Se celebra: 20 de julio Santos
Santos Magdalena Yi Yong-hui y Siete Compañeros Mártires

Los mártires coreanos de 1839, hombres y mujeres que prefirieron la muerte antes que renegar de su fe, nos recuerdan la fuerza inquebrantable de la fe cristiana. Sus vidas, marcadas por la persecución y el sufrimiento, representan un testimonio inspirador de la profunda convicción y el amor incondicional por Cristo. Descubre la historia de estos santos, sus luchas, sus sacrificios y la herencia de devoción que dejaron a la Iglesia.

Datos principales

DatosDetalles
Nombre completoMagdalena Yi Yong-hui, Teresa Yi Mae-im, Marta Kim Song-im, Lucía Kim, Rosa Kim, Ana Kim Chang-gum, María Won Kwi-im, San Juan Bautista Yi Kwang-nyol, y Agustín Yi Kwang-hon (según el texto, también mártir)
Fecha de nacimientoVariada, según el santo: 1809 (Magdalena Yi), 1788 (Teresa Yi), 1787 (Marta Kim), 1818 (Lucía Kim), 1784 (Rosa Kim), 1789 (Ana Kim), 1818 (María Won), 1795 (Juan Bautista Yi).
Fecha de muerte20 de julio de 1839 (Todos)
Lugar de nacimientoVariado, según el santo: Pongchon, Seúl; Pongcheon, Seúl; Pupyong, provincia de Kyonggi; Kangchon, Seúl; Seúl; Seúl; Yongmo Ri, Koyang Kun, provincia de Kyonggi; Kwangju, provincia de Kyonggi.
Lugar de fallecimientoPequeña Puerta del Oeste, Seúl
Día de celebración20 de julio (fecha de su muerte)
ElogiosFueron reconocidos por su firmeza en la fe, su valentía ante la persecución y su testimonio cristiano durante la época de la persecución religiosa en Corea.
AtributosNo se mencionan específicamente atributos relacionados con los santos.
Canonización6 de mayo de 1984 por el papa Juan Pablo II en Seúl.
PatronazgoNo hay información sobre un patronazgo específico para este grupo de santos.

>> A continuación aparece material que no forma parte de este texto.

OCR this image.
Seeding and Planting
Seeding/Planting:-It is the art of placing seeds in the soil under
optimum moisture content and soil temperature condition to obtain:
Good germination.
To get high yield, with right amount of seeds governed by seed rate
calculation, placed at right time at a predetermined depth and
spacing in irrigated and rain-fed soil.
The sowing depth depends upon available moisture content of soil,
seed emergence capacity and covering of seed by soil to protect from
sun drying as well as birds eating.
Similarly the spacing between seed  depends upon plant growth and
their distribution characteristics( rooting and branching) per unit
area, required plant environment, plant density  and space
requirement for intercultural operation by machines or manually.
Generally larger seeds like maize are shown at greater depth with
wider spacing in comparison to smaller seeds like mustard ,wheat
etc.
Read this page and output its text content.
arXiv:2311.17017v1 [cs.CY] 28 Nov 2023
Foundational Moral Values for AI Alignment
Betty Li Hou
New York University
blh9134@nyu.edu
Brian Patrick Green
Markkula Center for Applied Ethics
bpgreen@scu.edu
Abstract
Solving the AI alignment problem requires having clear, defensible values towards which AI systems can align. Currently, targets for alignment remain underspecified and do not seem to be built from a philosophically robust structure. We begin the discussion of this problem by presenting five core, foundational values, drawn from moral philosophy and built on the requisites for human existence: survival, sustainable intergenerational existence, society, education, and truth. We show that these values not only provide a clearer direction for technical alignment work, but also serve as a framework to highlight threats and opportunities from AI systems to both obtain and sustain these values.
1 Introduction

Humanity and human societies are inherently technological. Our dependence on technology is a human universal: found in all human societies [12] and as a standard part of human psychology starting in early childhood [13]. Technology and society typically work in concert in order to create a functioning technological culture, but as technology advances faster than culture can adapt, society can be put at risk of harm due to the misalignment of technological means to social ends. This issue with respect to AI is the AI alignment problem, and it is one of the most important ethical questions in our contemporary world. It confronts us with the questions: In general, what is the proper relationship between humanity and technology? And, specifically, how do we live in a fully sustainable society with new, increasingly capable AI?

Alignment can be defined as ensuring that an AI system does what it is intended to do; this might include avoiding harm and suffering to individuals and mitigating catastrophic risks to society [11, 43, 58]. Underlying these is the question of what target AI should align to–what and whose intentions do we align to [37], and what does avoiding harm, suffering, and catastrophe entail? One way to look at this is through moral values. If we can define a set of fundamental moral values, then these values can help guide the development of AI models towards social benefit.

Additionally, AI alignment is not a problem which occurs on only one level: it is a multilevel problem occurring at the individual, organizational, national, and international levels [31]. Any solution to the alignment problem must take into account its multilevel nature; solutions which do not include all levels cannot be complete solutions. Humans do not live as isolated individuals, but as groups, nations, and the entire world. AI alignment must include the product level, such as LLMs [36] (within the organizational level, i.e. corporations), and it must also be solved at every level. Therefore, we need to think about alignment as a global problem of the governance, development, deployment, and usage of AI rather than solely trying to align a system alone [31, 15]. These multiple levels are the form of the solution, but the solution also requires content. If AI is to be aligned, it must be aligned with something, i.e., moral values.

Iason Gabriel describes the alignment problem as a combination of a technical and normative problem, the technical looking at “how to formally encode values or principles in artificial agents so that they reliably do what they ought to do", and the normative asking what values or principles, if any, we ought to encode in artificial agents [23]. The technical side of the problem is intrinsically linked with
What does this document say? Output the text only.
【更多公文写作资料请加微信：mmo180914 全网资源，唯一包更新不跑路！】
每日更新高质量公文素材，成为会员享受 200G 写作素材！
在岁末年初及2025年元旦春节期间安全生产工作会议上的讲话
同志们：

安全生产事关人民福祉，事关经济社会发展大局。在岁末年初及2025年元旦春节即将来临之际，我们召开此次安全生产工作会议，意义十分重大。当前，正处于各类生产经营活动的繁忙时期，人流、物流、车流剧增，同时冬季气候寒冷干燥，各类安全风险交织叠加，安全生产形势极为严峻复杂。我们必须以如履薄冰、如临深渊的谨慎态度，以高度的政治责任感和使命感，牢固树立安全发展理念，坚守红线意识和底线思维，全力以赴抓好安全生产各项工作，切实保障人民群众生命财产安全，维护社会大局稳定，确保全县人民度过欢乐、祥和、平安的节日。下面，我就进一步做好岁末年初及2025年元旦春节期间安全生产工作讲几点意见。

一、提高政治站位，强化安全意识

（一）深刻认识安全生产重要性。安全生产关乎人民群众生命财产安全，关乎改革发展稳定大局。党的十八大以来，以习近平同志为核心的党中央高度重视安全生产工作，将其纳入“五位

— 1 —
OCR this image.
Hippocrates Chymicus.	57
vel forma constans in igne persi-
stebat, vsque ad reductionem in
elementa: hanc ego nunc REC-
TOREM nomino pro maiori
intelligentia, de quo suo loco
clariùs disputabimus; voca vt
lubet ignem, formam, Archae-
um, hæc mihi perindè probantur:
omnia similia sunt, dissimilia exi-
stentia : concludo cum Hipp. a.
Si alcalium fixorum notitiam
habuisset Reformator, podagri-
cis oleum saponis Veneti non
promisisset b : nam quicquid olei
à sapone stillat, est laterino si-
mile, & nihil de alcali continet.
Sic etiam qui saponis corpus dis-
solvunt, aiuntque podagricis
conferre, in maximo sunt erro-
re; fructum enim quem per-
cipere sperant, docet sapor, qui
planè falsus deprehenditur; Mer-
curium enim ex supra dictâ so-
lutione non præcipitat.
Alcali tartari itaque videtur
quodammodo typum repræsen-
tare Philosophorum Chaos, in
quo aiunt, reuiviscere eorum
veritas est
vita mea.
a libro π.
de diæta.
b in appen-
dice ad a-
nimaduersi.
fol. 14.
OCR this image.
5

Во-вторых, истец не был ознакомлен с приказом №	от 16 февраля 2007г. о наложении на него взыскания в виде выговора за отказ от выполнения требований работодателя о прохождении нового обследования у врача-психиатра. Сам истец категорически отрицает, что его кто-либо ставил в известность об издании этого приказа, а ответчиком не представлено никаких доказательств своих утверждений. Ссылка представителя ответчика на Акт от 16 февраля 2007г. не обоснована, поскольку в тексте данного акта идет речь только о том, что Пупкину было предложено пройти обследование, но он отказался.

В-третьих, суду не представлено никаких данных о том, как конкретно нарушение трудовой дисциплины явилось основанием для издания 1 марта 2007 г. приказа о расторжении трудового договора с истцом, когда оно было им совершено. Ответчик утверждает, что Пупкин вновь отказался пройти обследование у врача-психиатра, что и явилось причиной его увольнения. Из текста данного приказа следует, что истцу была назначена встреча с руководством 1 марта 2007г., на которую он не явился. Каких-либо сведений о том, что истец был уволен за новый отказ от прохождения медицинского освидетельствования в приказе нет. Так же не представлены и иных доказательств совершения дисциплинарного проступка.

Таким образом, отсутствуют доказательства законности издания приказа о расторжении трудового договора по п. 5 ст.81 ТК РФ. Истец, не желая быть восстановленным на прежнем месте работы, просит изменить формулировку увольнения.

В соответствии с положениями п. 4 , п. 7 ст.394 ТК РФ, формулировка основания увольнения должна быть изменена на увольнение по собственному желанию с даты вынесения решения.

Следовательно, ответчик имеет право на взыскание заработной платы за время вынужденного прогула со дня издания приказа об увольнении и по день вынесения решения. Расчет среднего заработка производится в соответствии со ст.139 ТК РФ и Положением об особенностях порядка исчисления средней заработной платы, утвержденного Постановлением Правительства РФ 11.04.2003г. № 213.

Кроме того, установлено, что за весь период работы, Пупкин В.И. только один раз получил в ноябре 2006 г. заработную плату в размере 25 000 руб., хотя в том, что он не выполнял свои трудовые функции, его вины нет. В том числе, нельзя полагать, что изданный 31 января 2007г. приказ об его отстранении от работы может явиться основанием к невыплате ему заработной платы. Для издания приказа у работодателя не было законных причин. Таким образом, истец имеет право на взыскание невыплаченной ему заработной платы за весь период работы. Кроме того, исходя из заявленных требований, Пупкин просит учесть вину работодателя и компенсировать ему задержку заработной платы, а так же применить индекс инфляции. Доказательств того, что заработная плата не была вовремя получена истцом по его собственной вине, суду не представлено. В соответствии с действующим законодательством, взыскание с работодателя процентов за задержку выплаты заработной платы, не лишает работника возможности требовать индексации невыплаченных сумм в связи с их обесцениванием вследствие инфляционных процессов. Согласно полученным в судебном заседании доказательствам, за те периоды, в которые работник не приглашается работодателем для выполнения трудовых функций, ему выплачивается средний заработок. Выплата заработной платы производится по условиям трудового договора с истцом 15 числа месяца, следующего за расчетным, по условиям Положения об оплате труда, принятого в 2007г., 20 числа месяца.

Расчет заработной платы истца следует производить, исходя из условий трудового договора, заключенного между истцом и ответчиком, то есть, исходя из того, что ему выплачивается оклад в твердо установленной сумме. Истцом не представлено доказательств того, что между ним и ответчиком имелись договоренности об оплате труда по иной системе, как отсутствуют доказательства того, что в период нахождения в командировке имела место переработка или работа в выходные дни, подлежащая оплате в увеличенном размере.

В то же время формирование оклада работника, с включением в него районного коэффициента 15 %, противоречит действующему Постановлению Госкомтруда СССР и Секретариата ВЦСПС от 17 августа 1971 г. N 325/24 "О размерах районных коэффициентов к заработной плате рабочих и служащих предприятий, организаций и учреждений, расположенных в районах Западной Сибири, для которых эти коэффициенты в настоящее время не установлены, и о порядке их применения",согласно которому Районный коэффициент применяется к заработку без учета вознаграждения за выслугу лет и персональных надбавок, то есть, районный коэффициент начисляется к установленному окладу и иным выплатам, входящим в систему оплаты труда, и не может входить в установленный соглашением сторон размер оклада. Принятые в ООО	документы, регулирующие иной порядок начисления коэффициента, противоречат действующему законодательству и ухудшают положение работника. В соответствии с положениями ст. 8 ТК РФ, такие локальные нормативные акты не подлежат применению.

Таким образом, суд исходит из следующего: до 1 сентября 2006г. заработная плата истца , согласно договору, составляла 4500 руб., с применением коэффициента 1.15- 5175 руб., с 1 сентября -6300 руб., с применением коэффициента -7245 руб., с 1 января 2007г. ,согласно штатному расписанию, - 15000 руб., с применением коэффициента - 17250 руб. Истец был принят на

Nacimiento y primeros años

Los datos presentados describen las vidas individuales de estos santos, destacando su variada procedencia social y personal. Magdalena Yi Yong-hui, por ejemplo, fue hija de otra mártir, y desde temprana edad demostró su vocación a seguir a Cristo. Teresa Yi Mae-im y Marta Kim Song-im, por su parte, tuvieron trayectorias particulares marcadas por experiencias de conversión en diferentes momentos de sus vidas. Lucía Kim, Rosa Kim, Ana Kim Chang-gum, María Won Kwi-im y San Juan Bautista Yi Kwang-nyol, con sus respectivas historias familiares, ofrecen un cuadro diverso de las circunstancias en las que vivieron y desarrollaron su profunda fe.

Vocación y conversión

La mayoría de los santos se convirtieron al cristianismo a través de la influencia de otros cristianos, mostrando la importancia de la comunidad en la vida religiosa. En ocasiones, como en el caso de Magdalena, la decisión de mantenerse fiel a Cristo significó separarse de la familia y afrontar persecuciones para seguir su fe. Su profunda convicción y el deseo de servir a Dios, más allá de las adversidades, caracterizaron el proceso de conversión. Estas vivencias personales fueron un elemento clave para su posterior martirio.

Vida religiosa y obra

Los detalles presentados enfatizan la práctica cristiana de estos santos, incluyendo su formación religiosa, la defensa de su fe y su compromiso con la comunidad cristiana. Magdalena Yi Yong-hui, junto a su hermana, decidieron guardar virginidad para servir mejor a Dios. Otros, como Rosa Kim, fueron ejemplos de devoción y catequesis. El testimonio de estos mártires resalta la importancia de la oración y el servicio a los demás. En muchos casos, la formación cristiana fue un proceso que duró toda su vida y que fue modelado por la relación con la comunidad cristiana.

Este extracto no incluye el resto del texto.